I can access the container's web server through a HTTP connection, but the containers can't communicate with each other and can't talk to the outside world (pinging an external site from within the container doesn't work). It works fine for about two days at a time before entering this state with no config changes. restarting containers doesn't help, only restarting docker or the machine docker's running on.
Edited to add that after 2 days with increased resources, it's lost networking again. So additional resources appears to have no impact.
same here, Docker 3.3.1 on Big Sur 11.2.3
Seeing the same issue with Docker 3.3.3 on Big Sur 11.3.1. I suspect @dko-slapdash is on the right track re: resource leak related to number or rate of connections; running an aggressive nmap scan from a container to the host results in almost immediate network failures that are only resolved by restarting Docker engine.
Pinging some maintainers here: @StefanScherer @djs55 @stephen-turner in case this issue flew under their radars.
As a summary of this thread, users have been experiencing intermittent network failures, connection resets, etc., requiring a full restart of Docker or pruning all images and networks for the thing to come back on-line. Seems to be related to a resource/memory leak, and happens more often under heavy load spikes and adding more resources to Docker seems to work for a little bit. There seem to be relatively easy steps to reproduce this problem at will, see e.g. https://github.com/docker/for-mac/issues/3448#issuecomment-628507263.
There are many other issues out there that seem to reference the same problem, e.g. #5538 #3674 #3360, all of these have since been closed or are stale since no responses have been received from the maintainers. These issues go as far back as 2008, since the new Docker Desktop for Mac was introduced.
We have been experiencing similar problems with Docker for Mac for the past 6 months and our team is often losing hours of productivity because of this issue.
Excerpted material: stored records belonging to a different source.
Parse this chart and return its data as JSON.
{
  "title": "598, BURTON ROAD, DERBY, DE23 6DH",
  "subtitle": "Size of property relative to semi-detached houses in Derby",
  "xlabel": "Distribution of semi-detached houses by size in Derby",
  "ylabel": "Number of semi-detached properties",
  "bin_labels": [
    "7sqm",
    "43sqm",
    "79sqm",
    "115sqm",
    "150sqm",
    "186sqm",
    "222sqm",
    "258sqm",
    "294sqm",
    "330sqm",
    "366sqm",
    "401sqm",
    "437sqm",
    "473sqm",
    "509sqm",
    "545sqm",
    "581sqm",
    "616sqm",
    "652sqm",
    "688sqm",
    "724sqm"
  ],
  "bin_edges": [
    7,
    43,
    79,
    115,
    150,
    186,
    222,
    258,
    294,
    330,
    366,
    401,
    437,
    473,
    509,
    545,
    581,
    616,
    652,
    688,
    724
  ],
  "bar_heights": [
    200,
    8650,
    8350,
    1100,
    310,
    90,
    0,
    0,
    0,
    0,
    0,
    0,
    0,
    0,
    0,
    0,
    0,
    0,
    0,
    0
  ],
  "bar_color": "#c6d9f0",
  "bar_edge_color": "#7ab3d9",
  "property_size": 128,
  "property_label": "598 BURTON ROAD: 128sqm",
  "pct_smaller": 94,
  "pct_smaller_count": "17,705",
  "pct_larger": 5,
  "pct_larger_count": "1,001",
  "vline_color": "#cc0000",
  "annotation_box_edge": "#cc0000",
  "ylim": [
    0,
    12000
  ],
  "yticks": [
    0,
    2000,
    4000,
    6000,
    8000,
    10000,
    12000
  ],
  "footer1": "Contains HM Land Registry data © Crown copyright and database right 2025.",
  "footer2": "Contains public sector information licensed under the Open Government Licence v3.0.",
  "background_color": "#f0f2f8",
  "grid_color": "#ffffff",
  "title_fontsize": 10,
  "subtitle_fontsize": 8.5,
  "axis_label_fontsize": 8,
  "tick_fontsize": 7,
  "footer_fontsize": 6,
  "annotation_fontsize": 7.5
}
Would really appreciate it if one of you could look into this.
Expected behavior
Networking between my Mac OS host and running docker containers should not sporadically stop working.
Actual behavior
I'm experiencing network errors (connection resets, network errors) between my Mac host and all running docker containers. Restarting the containers does not resolve the problem. I have to restart docker to solve the problem. I've experienced this problem twice today, but had never experienced it before.
Information
Diagnostic logs
Steps to reproduce the behavior
It's hard to reproduce. Connectivity just ceases seemingly randomly, requiring me to restart docker. This is occurring on a fresh docker install as well.